Their arrival in Sogo leads to some of the film’s most bizarre moments, including being rescued from a near-rape by the evil and overtly bisexual queen (Anita Pallenberg). When Barbarella passes on her invitation, the queen has Pygar crucified while Barbarella is trapped in a cage with numerous birds who begin pecking at her. Once again Barbarella escapes
bleeding and with her clothes in shreds, only to stumble into the secret lair of Dildano (David Hemmings), leader of the resistance. They, too, have sex but they do it the Earth way by taking the sex pill and then touching hands. It is clearly a moving experience for both of them with Dildano – somewhat nerdy and ineffective – being yet another man who benefits from Barbarella’s favors.

In return she is given an invisible key to enter the queen’s sealed chamber of dreams. On her way she sees a man trapped in a giant hookah, with woman languidly taking puffs of what they say is “essence of man.” She is captured by the queen’s concierge who now reveals himself to be Durand Durand, much aged by the evil force that powers Sogo. He plans to use his positronic ray to depose the queen and install himself as dictator. First, though, he must deal with Barbarella. He locks her in a giant organ with only her head and shoulders visible as he plays the musical instrument. It proceeds to eject her clothing and then subject her to stimulation so
intense that Durand says it will kill her. Instead, after we see Barbarella writhing and moaning in ecstasy, the machine explodes, unable to keep up with her capacity for sexual gratification.

At this point the story has spun out of control to such a degree that all that’s left is a climactic showdown in which Durand is killed, most of the population seem to have been sent to Fourth Dimension by his positronic ray, and Pygar is left to rescue both Barbarella and the queen. When Barbarella asks him why he’s rescued the tyrant who tried to kill him, he vacantly explains, “An angel has no memory.”

So, what are we to make of this movie half a century later? In some ways – indeed, in most ways– it’s irredeemably sexist. Is that enough for us to toss it on the trash heap of cinematic history? For some that will be the case and, if so, it’s not the point of this essay to convince you otherwise. However, for those wanting to see and even enjoy the film, it requires another approach. Can we hold something from the past to today’s standards? Certainly we can judge it, but should we condemn the filmmakers for failing to anticipate what the actual future world would be like rather than the imaginary cartoonish one they created on screen? That would imply that we have achieved the pinnacle of enlightenment and none of our unexamined assumptions will ever be questioned by our descendants.
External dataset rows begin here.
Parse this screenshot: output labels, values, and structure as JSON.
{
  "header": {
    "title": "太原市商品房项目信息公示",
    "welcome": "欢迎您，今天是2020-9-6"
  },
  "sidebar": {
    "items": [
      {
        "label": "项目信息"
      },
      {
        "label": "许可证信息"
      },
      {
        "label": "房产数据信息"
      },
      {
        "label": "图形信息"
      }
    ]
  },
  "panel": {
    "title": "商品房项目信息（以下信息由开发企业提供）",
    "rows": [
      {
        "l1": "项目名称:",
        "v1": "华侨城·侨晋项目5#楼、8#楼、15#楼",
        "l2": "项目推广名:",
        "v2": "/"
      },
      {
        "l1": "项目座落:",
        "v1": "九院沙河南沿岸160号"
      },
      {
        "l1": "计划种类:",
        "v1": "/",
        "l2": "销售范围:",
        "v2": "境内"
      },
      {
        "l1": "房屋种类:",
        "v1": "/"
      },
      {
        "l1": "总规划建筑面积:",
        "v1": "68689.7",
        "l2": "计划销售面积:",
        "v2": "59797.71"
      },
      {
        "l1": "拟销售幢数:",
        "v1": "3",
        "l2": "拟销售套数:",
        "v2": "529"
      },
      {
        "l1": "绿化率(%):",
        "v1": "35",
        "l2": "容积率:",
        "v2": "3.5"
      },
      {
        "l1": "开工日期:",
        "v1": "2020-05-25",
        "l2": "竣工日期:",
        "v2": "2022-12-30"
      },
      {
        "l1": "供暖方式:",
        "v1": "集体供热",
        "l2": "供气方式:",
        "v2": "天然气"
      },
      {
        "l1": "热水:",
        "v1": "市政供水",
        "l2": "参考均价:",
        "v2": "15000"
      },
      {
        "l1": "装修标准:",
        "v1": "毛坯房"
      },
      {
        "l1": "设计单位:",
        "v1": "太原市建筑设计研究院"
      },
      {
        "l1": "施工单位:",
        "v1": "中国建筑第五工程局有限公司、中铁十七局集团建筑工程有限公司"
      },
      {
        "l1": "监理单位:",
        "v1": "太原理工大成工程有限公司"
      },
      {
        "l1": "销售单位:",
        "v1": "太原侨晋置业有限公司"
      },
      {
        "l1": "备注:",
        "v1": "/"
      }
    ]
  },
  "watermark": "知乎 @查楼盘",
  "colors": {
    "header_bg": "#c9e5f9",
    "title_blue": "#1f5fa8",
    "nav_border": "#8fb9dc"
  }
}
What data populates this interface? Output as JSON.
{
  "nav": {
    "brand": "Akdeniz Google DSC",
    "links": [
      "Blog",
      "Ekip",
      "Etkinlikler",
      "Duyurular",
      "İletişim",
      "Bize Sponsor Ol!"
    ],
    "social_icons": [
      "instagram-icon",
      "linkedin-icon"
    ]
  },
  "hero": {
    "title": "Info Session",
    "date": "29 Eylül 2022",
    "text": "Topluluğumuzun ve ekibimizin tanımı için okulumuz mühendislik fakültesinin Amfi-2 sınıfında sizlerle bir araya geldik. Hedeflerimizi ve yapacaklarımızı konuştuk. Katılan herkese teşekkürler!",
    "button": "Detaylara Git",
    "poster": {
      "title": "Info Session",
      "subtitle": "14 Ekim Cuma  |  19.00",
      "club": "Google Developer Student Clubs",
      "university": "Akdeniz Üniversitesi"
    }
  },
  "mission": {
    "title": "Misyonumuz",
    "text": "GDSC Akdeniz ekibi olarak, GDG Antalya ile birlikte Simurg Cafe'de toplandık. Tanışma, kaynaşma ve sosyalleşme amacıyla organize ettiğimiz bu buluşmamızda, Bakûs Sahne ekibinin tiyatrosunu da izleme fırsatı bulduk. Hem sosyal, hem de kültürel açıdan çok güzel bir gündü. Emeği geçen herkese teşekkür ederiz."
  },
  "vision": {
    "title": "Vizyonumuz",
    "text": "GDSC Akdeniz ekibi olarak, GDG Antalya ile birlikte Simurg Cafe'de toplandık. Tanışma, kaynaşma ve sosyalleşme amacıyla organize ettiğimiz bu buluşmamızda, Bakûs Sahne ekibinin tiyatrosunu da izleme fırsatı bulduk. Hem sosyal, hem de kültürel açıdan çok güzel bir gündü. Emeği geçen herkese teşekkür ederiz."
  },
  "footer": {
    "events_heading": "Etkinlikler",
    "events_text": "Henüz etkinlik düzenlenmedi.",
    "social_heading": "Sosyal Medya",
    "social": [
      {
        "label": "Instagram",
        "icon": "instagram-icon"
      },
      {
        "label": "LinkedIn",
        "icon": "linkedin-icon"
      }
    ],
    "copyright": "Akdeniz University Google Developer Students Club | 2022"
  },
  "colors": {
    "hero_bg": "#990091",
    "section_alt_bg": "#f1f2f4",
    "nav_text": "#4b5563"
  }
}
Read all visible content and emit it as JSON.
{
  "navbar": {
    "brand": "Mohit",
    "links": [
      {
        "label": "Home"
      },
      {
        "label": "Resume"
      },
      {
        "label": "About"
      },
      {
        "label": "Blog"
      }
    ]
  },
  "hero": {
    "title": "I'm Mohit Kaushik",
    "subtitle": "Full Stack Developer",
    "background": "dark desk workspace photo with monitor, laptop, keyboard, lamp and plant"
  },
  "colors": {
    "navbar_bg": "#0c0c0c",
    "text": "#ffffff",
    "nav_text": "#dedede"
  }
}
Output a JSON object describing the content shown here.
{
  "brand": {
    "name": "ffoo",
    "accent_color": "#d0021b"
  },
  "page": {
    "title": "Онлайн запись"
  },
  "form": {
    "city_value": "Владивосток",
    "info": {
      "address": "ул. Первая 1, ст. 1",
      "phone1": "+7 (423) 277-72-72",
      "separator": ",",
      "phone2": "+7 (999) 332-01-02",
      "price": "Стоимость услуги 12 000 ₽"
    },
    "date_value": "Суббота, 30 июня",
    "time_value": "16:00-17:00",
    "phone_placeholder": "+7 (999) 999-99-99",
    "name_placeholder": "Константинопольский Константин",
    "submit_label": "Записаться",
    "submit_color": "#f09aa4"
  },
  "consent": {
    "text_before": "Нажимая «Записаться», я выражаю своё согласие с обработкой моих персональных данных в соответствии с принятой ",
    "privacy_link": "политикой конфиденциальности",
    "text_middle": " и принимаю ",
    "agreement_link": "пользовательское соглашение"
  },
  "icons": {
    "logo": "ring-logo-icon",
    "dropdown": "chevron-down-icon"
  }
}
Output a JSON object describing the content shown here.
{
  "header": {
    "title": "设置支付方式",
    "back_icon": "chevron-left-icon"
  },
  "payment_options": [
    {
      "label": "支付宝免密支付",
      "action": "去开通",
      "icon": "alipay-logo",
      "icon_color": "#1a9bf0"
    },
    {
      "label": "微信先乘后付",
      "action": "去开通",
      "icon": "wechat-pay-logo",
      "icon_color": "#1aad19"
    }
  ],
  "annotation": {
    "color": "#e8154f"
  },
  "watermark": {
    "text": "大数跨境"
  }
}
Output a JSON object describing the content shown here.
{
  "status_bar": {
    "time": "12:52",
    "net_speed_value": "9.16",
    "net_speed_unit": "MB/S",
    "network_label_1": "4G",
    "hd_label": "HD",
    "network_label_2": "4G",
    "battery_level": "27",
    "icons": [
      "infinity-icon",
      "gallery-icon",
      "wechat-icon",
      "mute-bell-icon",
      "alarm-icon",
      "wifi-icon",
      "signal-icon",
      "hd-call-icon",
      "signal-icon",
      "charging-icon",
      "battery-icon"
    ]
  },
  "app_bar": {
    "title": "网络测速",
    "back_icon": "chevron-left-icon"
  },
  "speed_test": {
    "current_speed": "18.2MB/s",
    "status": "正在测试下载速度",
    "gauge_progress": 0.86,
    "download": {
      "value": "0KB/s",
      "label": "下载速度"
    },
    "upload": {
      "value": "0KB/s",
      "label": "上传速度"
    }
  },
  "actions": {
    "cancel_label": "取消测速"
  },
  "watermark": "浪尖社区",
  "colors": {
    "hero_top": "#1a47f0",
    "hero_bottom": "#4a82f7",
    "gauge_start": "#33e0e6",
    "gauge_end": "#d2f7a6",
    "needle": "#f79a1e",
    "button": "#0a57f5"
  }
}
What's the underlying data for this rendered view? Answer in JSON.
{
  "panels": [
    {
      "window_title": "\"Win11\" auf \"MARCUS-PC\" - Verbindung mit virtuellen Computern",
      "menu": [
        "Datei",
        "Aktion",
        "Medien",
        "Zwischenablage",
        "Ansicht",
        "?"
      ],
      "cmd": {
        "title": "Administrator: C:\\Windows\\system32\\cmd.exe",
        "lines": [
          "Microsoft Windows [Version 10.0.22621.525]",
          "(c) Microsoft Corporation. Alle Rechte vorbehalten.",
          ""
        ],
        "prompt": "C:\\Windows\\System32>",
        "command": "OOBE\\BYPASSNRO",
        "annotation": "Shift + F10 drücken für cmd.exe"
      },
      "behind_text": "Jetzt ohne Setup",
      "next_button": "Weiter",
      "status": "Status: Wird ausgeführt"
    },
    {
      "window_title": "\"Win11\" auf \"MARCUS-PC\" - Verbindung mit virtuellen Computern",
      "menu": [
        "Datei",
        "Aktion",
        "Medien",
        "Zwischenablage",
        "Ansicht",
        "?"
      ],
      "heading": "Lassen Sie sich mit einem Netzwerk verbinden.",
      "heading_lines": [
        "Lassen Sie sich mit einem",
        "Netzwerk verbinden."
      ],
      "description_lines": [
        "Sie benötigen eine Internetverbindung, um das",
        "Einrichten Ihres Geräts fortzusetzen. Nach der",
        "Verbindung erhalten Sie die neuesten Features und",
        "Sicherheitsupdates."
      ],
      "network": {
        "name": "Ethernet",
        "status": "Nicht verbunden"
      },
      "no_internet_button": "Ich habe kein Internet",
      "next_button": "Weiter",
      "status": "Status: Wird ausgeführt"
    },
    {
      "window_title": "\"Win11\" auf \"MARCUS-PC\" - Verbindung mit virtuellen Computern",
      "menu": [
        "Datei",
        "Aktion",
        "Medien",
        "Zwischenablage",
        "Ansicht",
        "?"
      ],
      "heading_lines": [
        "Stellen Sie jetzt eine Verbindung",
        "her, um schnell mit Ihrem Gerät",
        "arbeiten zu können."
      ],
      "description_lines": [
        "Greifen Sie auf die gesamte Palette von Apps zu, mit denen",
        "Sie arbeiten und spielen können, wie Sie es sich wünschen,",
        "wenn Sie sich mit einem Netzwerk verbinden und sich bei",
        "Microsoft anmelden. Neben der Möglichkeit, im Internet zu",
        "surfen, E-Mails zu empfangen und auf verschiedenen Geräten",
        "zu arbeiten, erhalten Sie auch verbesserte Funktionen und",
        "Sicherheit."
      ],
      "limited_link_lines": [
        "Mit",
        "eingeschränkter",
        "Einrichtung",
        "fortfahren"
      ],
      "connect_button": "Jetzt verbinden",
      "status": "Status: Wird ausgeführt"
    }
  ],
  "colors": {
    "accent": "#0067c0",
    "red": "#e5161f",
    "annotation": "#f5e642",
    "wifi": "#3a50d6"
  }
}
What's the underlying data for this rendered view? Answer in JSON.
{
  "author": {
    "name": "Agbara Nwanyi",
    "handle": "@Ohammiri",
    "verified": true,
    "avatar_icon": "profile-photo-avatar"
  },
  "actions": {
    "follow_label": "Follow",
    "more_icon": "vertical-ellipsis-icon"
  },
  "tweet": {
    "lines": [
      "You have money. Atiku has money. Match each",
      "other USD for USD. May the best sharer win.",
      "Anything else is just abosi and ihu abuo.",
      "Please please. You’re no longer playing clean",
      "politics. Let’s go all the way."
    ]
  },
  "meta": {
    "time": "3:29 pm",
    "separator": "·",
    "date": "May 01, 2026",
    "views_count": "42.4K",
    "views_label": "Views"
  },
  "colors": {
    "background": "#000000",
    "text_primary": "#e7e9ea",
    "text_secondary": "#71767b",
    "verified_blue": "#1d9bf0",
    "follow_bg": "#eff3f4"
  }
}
We ought to know better than that.

Instead, take “Barbarella” as a trip in a time machine, to a time when
depicting a heroine who unashamedly embraced her sexuality was a big deal, and which posited an Earth so at peace that the weapons Barbarella would need for her mission had to be exhumed from a museum. Likewise, place it in a larger context so that we can accept Barbarella as a step forward for science fiction films from the screaming female victims of too many earlier stories. It might even be said to anticipate the more acceptable modern role models of the genre, from Princess Leia to the latest incarnation of Wonder Woman.

Barbarella,” the movie, would never be made now or if it was it would look very different. To watch it today is to be reminded of the title of author
Frederik Pohl’s memoir: it’s the way the future was.